Many imagine {that a} dividend reduce will comply with the pause in semi-annual dividend will increase. It might be a looming actuality that considerably reduces capital prices and supplies monetary flexibility. Nonetheless, administration will keep its present quarterly dividend whereas it really works to strengthen the stability sheet. Dividend development will resume as soon as it meets leverage targets.
TSX30 winner
Propel Holdings, an $854.2 million monetary expertise firm, extends credit score to underserved clients by means of its AI-powered on-line lending platform. The monetary inventory positioned sixth within the 2025 TSX30 Listing, the flagship program for TSX’s 30 top-performing shares. The rating relies on the dividend-adjusted share worth efficiency over a three-year interval. It was +560% for PRL.
The present share worth of $21.84 represents an 11.5% year-to-date loss. Nonetheless, if you happen to make investments in the present day, you’ll be able to feast on the three.71% dividend (38% payout ratio).
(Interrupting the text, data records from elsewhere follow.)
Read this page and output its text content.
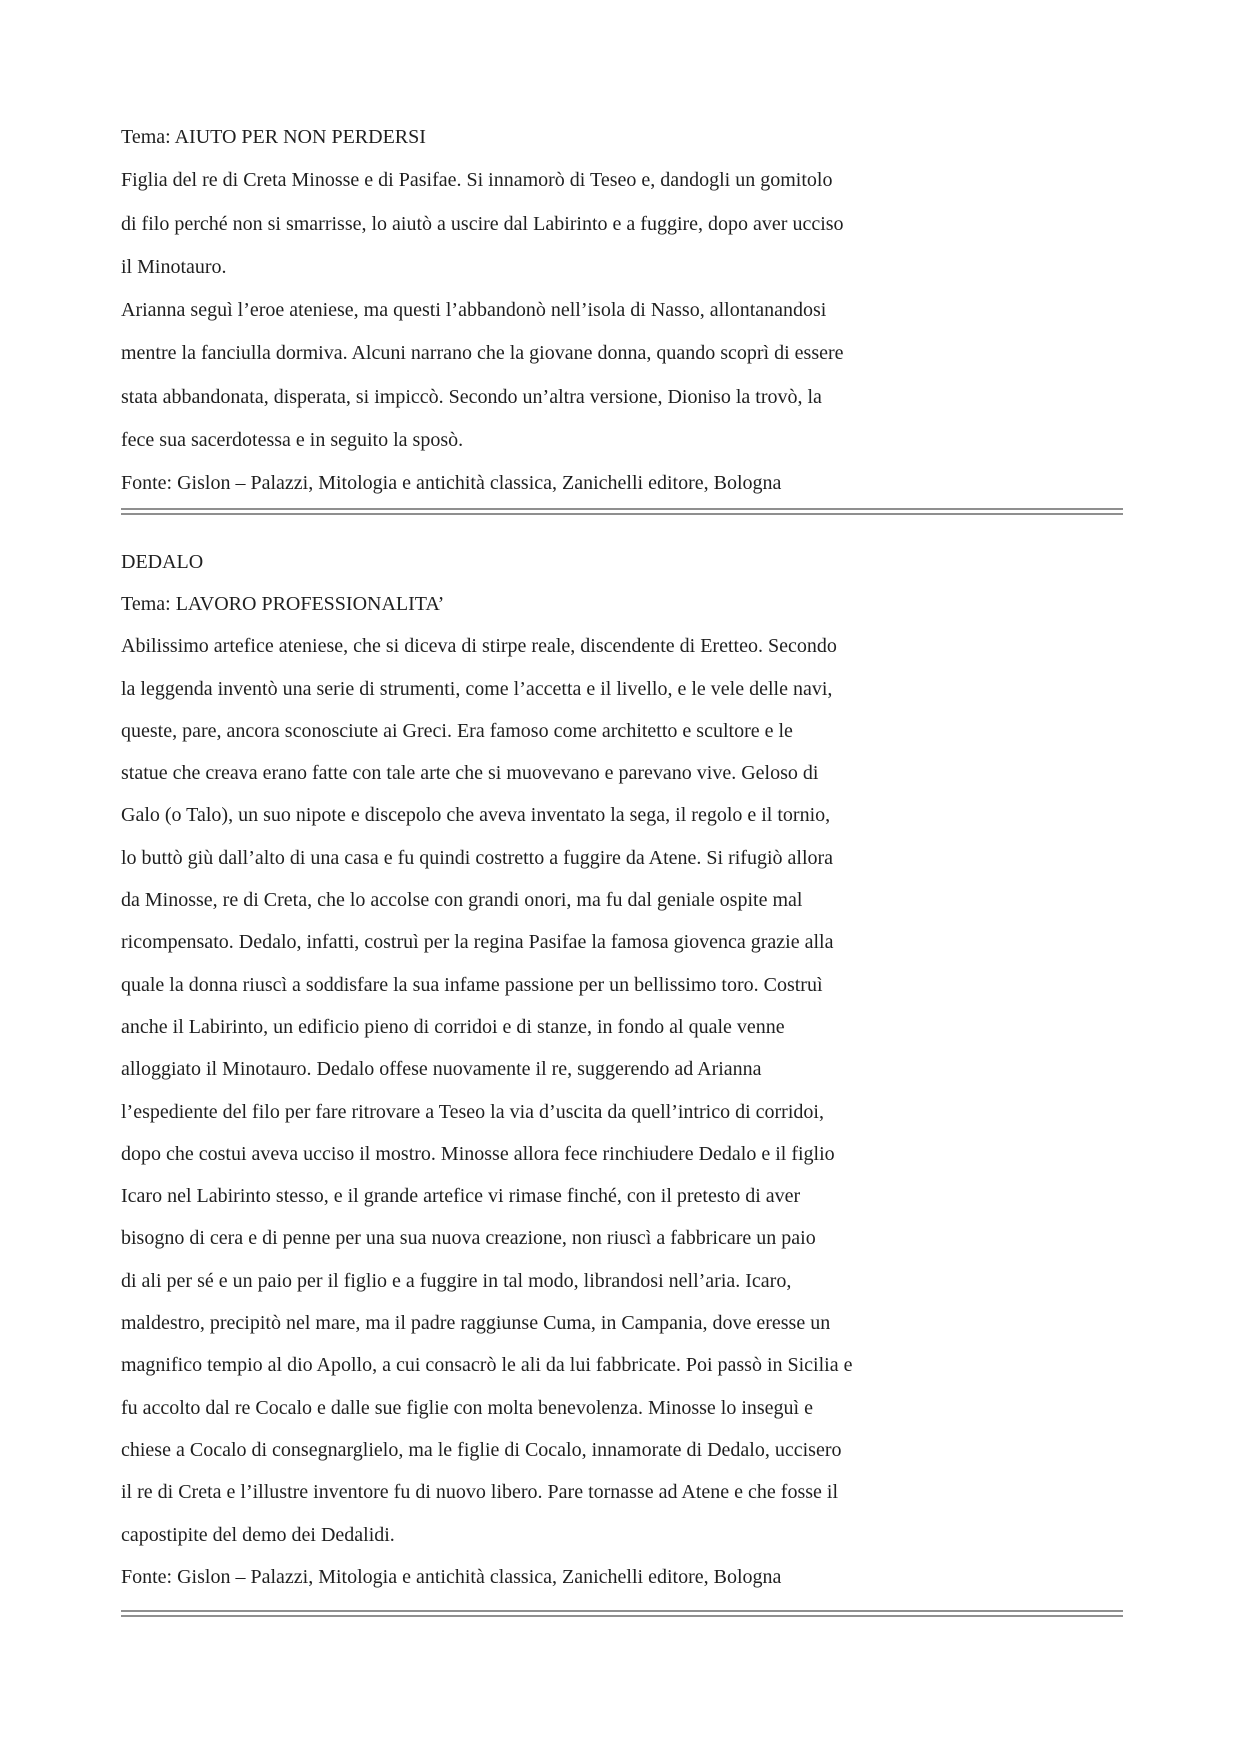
Tema: AIUTO PER NON PERDERSI
Figlia del re di Creta Minosse e di Pasifae. Si innamorò di Teseo e, dandogli un gomitolo
di filo perché non si smarrisse, lo aiutò a uscire dal Labirinto e a fuggire, dopo aver ucciso
il Minotauro.
Arianna seguì l’eroe ateniese, ma questi l’abbandonò nell’isola di Nasso, allontanandosi
mentre la fanciulla dormiva. Alcuni narrano che la giovane donna, quando scoprì di essere
stata abbandonata, disperata, si impiccò. Secondo un’altra versione, Dioniso la trovò, la
fece sua sacerdotessa e in seguito la sposò.
Fonte: Gislon – Palazzi, Mitologia e antichità classica, Zanichelli editore, Bologna
DEDALO
Tema: LAVORO PROFESSIONALITA’
Abilissimo artefice ateniese, che si diceva di stirpe reale, discendente di Eretteo. Secondo
la leggenda inventò una serie di strumenti, come l’accetta e il livello, e le vele delle navi,
queste, pare, ancora sconosciute ai Greci. Era famoso come architetto e scultore e le
statue che creava erano fatte con tale arte che si muovevano e parevano vive. Geloso di
Galo (o Talo), un suo nipote e discepolo che aveva inventato la sega, il regolo e il tornio,
lo buttò giù dall’alto di una casa e fu quindi costretto a fuggire da Atene. Si rifugiò allora
da Minosse, re di Creta, che lo accolse con grandi onori, ma fu dal geniale ospite mal
ricompensato. Dedalo, infatti, costruì per la regina Pasifae la famosa giovenca grazie alla
quale la donna riuscì a soddisfare la sua infame passione per un bellissimo toro. Costruì
anche il Labirinto, un edificio pieno di corridoi e di stanze, in fondo al quale venne
alloggiato il Minotauro. Dedalo offese nuovamente il re, suggerendo ad Arianna
l’espediente del filo per fare ritrovare a Teseo la via d’uscita da quell’intrico di corridoi,
dopo che costui aveva ucciso il mostro. Minosse allora fece rinchiudere Dedalo e il figlio
Icaro nel Labirinto stesso, e il grande artefice vi rimase finché, con il pretesto di aver
bisogno di cera e di penne per una sua nuova creazione, non riuscì a fabbricare un paio
di ali per sé e un paio per il figlio e a fuggire in tal modo, librandosi nell’aria. Icaro,
maldestro, precipitò nel mare, ma il padre raggiunse Cuma, in Campania, dove eresse un
magnifico tempio al dio Apollo, a cui consacrò le ali da lui fabbricate. Poi passò in Sicilia e
fu accolto dal re Cocalo e dalle sue figlie con molta benevolenza. Minosse lo inseguì e
chiese a Cocalo di consegnarglielo, ma le figlie di Cocalo, innamorate di Dedalo, uccisero
il re di Creta e l’illustre inventore fu di nuovo libero. Pare tornasse ad Atene e che fosse il
capostipite del demo dei Dedalidi.
Fonte: Gislon – Palazzi, Mitologia e antichità classica, Zanichelli editore, Bologna
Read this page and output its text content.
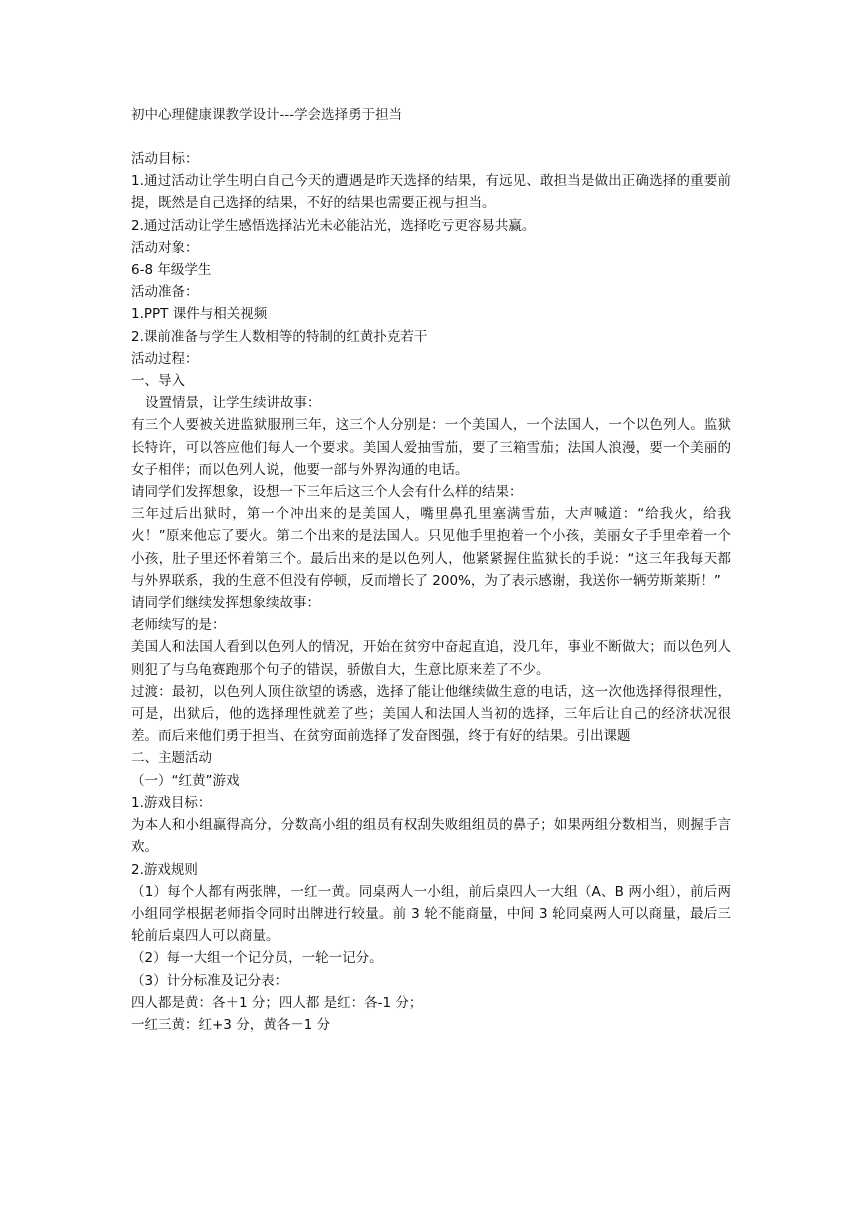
初中心理健康课教学设计---学会选择勇于担当

活动目标：

1.通过活动让学生明白自己今天的遭遇是昨天选择的结果，有远见、敢担当是做出正确选择的重要前提，既然是自己选择的结果，不好的结果也需要正视与担当。

2.通过活动让学生感悟选择沾光未必能沾光，选择吃亏更容易共赢。

活动对象：

6-8 年级学生

活动准备：

1.PPT 课件与相关视频

2.课前准备与学生人数相等的特制的红黄扑克若干

活动过程：

一、导入

设置情景，让学生续讲故事：

有三个人要被关进监狱服刑三年，这三个人分别是：一个美国人，一个法国人，一个以色列人。监狱长特许，可以答应他们每人一个要求。美国人爱抽雪茄，要了三箱雪茄；法国人浪漫，要一个美丽的女子相伴；而以色列人说，他要一部与外界沟通的电话。

请同学们发挥想象，设想一下三年后这三个人会有什么样的结果：

三年过后出狱时，第一个冲出来的是美国人，嘴里鼻孔里塞满雪茄，大声喊道：“给我火，给我火！”原来他忘了要火。第二个出来的是法国人。只见他手里抱着一个小孩，美丽女子手里牵着一个小孩，肚子里还怀着第三个。最后出来的是以色列人，他紧紧握住监狱长的手说：“这三年我每天都与外界联系，我的生意不但没有停顿，反而增长了 200%，为了表示感谢，我送你一辆劳斯莱斯！”

请同学们继续发挥想象续故事：

老师续写的是：

美国人和法国人看到以色列人的情况，开始在贫穷中奋起直追，没几年，事业不断做大；而以色列人则犯了与乌龟赛跑那个句子的错误，骄傲自大，生意比原来差了不少。

过渡：最初，以色列人顶住欲望的诱惑，选择了能让他继续做生意的电话，这一次他选择得很理性，可是，出狱后，他的选择理性就差了些；美国人和法国人当初的选择，三年后让自己的经济状况很差。而后来他们勇于担当、在贫穷面前选择了发奋图强，终于有好的结果。引出课题

二、主题活动

（一）“红黄”游戏

1.游戏目标：

为本人和小组赢得高分，分数高小组的组员有权刮失败组组员的鼻子；如果两组分数相当，则握手言欢。

2.游戏规则

（1）每个人都有两张牌，一红一黄。同桌两人一小组，前后桌四人一大组（A、B 两小组），前后两小组同学根据老师指令同时出牌进行较量。前 3 轮不能商量，中间 3 轮同桌两人可以商量，最后三轮前后桌四人可以商量。

（2）每一大组一个记分员，一轮一记分。

（3）计分标准及记分表：

四人都是黄：各＋1 分；四人都 是红：各-1 分；

一红三黄：红+3 分，黄各－1 分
In 2025, income and web earnings elevated 31% and 28%, respectively, to US$589.8 million and US$59.5 million.
Nonetheless, in This fall 2025, web earnings fell 49% to US$5.9 million versus This fall 2024, whereas provision for credit score losses (PCLs) rose to 56% of revenues from 48% a yr in the past. Each elements prompted the worth decline.
The expansion prospect stems from the official launch of FreshLine, an unsecured private line-of-credit product, in March 2026. As well as, funding companions have dedicated as much as US$150 million to fund a nationwide U.S. rollout. Propel Holdings initiatives $1.1 billion in income and $163.9 million in earnings by 2028.
Earn in two methods
Safe your positions in TELUS and Propel Holdings now earlier than the sturdy rebound. As soon as the market stabilizes, potential traders may have a twin path to profitability: worth appreciation and dividends.